La matrice réelle, elle, refait surface, en la personne de Lucie Ceccaldi, la mère indigne, atroce, de Houellebecq, et dont la santé infanticide horrifie très fraternellement Bernard-Henri Lévy. Pire que Folcoche, Génitrix et Vitalie Cuif réunies, la Ceccaldi est cette mère abominable qui semble remonter des enfers pour dire au monde entier qu’elle est très fière de ne pas s’être sacrifiée pour son fils, qu’elle ne comprend d’ailleurs pas pourquoi le lien maternel serait un lien privilégié, et qui trouve « marrant » que la nounou malgache à laquelle elle confia son nourrisson, lui demande, trente ans plus tard, des nouvelles de celui-ci. Lucie Ceccaldi, c’est la mère primitive des temps préhistoriques « où le patriarcat n’était pas encore installé, où le droit de vie et de mort sur la progéniture, le droit de déchiqueter et de dévorer ses propres enfants, appartenait à la mère ». Et ce temps-là, régressif, féroce, cannibale, c’est de nouveau le nôtre, celui de Big Mother, où « le face-à-face entre la mère et l’enfant est aujourd’hui absolu, radical ». Hippie (donc abandonneuse), humanitaire (donc inhumaine), un temps communiste, un temps musulmane, un autre hindouiste, mais « chrétienne orthodoxe » aux dernières nouvelles, tombant systématiquement dans toutes les sectes à la mode, dans toutes les pires idéologies du temps, et pourtant toujours forte, toujours joyeuse, mais d’une force et d’une joie proprement meurtrières et anti-filiales, Lucie Ceccaldi est cette créature qui résume toutes les tares de l’époque, qui, comme le dit son fils qui s’y connaît, contient « quelque chose de terriblement, d’atrocement contemporain » : le zapping spirituel, l’égoïsme sans limites et sans complexes, l’amour des enfants du monde plutôt que des siens, ajoutée à cela la propension singulière à traiter publiquement son fils d’ « imposteur », de « parasite », de « déchet humain », de « petit con », et le tout en se proclamant soi-même « innocente » dans un grand éclat de rire de femme souveraine. Innocente ! Le mot le plus contraire à l’esprit de la maternité. Le mot dont ne se servira jamais une mère digne de ce nom pour se qualifier.

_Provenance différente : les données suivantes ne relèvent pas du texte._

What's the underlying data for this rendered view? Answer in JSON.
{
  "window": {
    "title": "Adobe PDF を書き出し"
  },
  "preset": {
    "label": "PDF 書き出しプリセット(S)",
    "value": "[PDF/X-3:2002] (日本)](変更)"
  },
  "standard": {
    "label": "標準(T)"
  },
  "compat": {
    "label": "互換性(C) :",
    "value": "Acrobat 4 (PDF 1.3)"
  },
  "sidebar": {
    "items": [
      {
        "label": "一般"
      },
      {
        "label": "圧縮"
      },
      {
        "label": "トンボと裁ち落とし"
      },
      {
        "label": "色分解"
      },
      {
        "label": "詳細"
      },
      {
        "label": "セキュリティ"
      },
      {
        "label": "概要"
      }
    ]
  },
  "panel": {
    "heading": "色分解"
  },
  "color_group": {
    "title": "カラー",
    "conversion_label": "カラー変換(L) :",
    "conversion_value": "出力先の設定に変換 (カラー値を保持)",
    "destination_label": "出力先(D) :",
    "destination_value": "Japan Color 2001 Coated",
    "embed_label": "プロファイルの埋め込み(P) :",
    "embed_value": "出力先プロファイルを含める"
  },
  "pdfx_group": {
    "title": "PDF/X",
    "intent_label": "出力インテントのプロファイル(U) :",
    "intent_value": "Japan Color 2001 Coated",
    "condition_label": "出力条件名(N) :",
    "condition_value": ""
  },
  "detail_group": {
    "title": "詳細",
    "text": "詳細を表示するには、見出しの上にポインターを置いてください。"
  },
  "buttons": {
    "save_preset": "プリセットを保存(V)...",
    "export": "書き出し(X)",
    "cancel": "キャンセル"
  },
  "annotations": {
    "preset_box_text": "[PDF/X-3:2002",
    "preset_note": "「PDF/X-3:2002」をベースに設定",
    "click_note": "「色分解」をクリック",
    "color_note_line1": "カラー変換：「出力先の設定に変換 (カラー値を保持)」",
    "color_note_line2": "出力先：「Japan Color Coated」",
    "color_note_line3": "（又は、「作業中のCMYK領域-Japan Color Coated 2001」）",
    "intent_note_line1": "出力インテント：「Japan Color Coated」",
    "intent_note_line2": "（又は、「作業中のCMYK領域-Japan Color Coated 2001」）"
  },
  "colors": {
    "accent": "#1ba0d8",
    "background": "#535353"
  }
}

Pourquoi dès lors se battre puisque votre mère ne s’est pas battue pour vous ? Pour Houellebecq, petit prince mortifié à vie par une monstresse génitrice, la solution est dans le désespoir assumé, l’ironie, la traduction littéraire de la misère du moi et du monde. « Soyez abjects, vous serez vrai », écrivait-il déjà dans Rester vivant. A ce monde comme représentation accablante des choses répond le monde comme volonté interventionniste et performante de BHL, qui refuse de toute son aristocratie judaïque le triomphe de la meute, qui sait que cette meute est fondamentalement bête, faible, peureuse, et qu’elle sera vaincue par auto-destruction. En attendant celle-ci, et à l’instar d’Aragon, il faut savoir « brouiller les pistes… se déguiser…mentir comme on respire… écrire comme on joue à la roulette, aux échecs, au poker… cacher son jeu ou le montrer… le dessous des cartes ou leurs dessus…l’art du masque et du mensonge…la mauvaise foi comme esthétique et volonté. » Comme le recommanderait l’ami Sollers, le truc, c’est se faire chinois, passer pour un vaincu, mais « être vainqueur en secret ». Et cultiver le malentendu le plus avantageux. Encore une attitude que les antilittéraires ne comprendront pas !
[Cet article est paru une première fois dans Le magazine des livres numéro douze d'octobre-novembre 2008]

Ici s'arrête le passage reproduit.